Researchers used the powerful Leonardo supercomputer at CINECA, a supercomputing center in Italy, to create a highly realistic 3D replica of the sponge, containing around 100 billion individual points that recreate the sponge's complex helical ridge structure. This “digital twin” allows experimentation that is impossible on live sponges, which cannot survive outside their deep-sea environment.
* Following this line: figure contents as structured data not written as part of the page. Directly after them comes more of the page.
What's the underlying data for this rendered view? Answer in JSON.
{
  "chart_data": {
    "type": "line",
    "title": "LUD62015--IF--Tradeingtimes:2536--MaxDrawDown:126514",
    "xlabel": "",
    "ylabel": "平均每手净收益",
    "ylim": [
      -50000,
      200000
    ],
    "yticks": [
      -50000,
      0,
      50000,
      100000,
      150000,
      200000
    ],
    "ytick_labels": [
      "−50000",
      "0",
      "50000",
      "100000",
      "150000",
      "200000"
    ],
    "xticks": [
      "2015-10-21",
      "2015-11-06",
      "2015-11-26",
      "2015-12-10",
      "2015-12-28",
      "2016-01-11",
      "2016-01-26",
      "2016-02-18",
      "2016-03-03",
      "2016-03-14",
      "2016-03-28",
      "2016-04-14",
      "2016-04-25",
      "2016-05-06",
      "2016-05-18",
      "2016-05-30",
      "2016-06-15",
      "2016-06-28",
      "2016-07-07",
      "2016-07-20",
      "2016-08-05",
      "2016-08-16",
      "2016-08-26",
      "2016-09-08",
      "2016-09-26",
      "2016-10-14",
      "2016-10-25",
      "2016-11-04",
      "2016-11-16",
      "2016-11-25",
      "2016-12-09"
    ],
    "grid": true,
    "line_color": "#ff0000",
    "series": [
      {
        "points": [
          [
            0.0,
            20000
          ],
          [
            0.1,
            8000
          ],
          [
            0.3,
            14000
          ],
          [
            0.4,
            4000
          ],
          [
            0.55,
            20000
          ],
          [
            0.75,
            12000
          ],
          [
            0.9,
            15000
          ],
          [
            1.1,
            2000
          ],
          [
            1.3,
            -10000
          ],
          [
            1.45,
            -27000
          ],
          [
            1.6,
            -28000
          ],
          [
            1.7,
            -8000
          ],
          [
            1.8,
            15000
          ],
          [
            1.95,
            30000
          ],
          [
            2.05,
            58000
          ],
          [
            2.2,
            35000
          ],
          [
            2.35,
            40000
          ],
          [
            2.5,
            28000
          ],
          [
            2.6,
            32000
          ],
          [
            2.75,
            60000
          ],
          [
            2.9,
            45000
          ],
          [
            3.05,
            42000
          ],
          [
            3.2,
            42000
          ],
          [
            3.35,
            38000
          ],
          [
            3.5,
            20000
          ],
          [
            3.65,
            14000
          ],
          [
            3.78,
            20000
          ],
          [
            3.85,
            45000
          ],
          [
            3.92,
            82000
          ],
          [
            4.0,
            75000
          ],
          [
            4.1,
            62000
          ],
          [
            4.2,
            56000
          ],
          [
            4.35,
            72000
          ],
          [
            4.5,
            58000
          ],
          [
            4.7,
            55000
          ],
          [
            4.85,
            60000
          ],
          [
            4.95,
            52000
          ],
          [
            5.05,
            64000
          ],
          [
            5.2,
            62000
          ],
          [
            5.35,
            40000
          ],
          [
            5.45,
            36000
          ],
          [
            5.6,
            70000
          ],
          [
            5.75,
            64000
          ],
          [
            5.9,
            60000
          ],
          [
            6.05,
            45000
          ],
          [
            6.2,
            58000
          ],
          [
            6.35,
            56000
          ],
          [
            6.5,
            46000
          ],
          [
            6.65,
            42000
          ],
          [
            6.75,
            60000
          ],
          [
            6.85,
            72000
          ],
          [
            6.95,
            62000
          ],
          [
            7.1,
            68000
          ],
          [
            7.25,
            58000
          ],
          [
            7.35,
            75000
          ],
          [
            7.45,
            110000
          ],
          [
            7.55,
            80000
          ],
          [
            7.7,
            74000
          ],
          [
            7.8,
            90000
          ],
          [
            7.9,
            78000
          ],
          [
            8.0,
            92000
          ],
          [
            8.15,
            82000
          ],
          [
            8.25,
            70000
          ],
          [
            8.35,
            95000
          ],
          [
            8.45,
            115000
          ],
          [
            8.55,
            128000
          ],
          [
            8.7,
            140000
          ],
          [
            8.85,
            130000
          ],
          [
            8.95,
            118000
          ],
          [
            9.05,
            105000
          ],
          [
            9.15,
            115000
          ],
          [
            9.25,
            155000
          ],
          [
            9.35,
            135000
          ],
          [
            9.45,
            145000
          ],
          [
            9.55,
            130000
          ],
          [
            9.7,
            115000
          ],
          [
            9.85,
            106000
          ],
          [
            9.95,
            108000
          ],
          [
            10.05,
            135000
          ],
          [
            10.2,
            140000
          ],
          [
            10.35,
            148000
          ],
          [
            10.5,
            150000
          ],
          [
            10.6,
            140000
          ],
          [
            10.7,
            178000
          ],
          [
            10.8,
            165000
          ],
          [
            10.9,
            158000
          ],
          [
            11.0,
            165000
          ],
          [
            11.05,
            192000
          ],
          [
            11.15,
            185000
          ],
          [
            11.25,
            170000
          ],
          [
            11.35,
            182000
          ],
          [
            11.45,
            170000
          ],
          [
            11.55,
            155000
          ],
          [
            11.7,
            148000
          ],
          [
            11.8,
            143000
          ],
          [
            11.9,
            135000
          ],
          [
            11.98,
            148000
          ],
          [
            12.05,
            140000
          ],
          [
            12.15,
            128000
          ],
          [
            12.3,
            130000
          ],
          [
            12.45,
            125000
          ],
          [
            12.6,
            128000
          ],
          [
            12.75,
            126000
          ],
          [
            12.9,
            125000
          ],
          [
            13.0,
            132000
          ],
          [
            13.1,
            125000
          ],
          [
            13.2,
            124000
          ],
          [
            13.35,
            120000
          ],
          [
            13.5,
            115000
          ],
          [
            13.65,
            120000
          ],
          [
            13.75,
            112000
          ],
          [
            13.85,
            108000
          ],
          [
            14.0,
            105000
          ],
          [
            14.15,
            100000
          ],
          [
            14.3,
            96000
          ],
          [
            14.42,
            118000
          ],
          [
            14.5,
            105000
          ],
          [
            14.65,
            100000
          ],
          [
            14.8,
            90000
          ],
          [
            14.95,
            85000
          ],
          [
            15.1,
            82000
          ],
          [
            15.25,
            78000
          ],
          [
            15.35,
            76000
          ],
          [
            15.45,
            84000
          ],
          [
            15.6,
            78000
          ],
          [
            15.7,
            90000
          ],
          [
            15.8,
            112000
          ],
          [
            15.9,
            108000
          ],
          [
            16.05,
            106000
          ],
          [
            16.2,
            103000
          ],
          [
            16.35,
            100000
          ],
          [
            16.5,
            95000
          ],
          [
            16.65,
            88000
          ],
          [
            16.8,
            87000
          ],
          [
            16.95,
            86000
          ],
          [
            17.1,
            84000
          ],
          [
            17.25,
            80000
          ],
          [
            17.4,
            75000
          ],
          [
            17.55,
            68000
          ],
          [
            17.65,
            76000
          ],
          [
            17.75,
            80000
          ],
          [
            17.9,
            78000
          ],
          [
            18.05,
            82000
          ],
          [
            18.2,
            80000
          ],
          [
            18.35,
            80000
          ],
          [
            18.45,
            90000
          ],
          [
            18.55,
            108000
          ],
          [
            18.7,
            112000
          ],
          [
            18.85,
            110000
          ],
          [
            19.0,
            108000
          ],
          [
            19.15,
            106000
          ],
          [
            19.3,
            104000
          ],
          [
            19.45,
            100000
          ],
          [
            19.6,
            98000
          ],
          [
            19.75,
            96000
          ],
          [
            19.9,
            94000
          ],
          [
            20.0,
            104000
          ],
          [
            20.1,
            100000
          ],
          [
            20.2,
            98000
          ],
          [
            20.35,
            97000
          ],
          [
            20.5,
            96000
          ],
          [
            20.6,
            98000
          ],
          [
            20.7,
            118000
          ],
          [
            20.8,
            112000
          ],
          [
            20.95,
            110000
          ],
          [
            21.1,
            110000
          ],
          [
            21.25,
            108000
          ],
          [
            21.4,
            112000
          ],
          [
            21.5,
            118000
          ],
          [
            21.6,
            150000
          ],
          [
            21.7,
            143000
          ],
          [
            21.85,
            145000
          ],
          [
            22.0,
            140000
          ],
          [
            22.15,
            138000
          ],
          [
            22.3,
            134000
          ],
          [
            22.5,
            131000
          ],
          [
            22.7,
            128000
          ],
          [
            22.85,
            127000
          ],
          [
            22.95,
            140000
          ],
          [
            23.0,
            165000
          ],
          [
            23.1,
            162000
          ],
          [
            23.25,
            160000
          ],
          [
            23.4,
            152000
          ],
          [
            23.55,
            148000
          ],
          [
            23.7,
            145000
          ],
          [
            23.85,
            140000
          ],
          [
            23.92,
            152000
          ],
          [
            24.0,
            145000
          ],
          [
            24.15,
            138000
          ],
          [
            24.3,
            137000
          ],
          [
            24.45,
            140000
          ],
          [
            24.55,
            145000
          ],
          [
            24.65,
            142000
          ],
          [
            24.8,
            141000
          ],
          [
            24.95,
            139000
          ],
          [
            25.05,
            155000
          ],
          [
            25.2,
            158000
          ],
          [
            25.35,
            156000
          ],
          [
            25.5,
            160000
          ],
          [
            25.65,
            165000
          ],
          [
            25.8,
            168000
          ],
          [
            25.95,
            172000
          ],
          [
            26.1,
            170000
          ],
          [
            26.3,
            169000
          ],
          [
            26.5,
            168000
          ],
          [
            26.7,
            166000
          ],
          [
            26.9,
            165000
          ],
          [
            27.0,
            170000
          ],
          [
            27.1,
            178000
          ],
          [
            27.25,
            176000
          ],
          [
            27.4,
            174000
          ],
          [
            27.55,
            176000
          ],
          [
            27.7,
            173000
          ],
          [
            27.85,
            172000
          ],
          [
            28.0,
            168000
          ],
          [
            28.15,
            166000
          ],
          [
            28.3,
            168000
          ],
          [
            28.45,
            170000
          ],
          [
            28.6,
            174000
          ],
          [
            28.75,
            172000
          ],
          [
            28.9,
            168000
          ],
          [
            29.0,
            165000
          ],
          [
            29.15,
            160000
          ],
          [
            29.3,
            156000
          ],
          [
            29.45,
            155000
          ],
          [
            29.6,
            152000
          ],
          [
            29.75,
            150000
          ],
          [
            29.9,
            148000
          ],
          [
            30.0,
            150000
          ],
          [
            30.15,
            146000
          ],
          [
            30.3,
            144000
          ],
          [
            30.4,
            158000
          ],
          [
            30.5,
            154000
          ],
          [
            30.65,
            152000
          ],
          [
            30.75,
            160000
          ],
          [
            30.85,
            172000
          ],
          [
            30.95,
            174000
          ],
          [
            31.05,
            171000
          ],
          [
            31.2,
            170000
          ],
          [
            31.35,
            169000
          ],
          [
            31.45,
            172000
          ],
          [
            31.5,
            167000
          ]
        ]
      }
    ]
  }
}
The team performed highly detailed simulations of water flow around and inside the computer model of the skeleton of the Venus flower basket sponge. With Leonardo's massive computing power, allowing quadrillions of calculations per second, they could simulate a wide range of water flow speeds and conditions.
The researchers say the biomimetic engineering insights they uncovered could help guide the design of more efficient reactors by optimizing flow patterns inside while minimizing drag outside. Similar ridged, porous surfaces could enhance air filtration and ventilation systems in skyscrapers and other structures. The asymmetric, helical ridges may even inspire low-drag hulls or fuselages that stay streamlined while promoting interior air flows.
The study builds upon the team’s prior Euplectella aspergillum research published in Nature in 2021, in which it revealed it had created a first-ever simulation of the deep-sea sponge and how it responds to and influences the flow of nearby water.
In addition to Porfiri and Falcucci, the current study’s authors are Giorgio Amati of CINECA; Gino Bella of Niccolò Cusano University; Andrea Luigi Facci of University of Tuscia; Vesselin K. Krastev of University of Rome Tor Vergata; Giovanni Polverino of University of Tuscia, Monash University, and University of Western Australia; and Sauro Succi of the Italian Institute of Technology.
A grant from the National Science Foundation supported the research. Other funding came from CINECA, Next Generation EU, European Research Council, Monash University and University of Tuscia.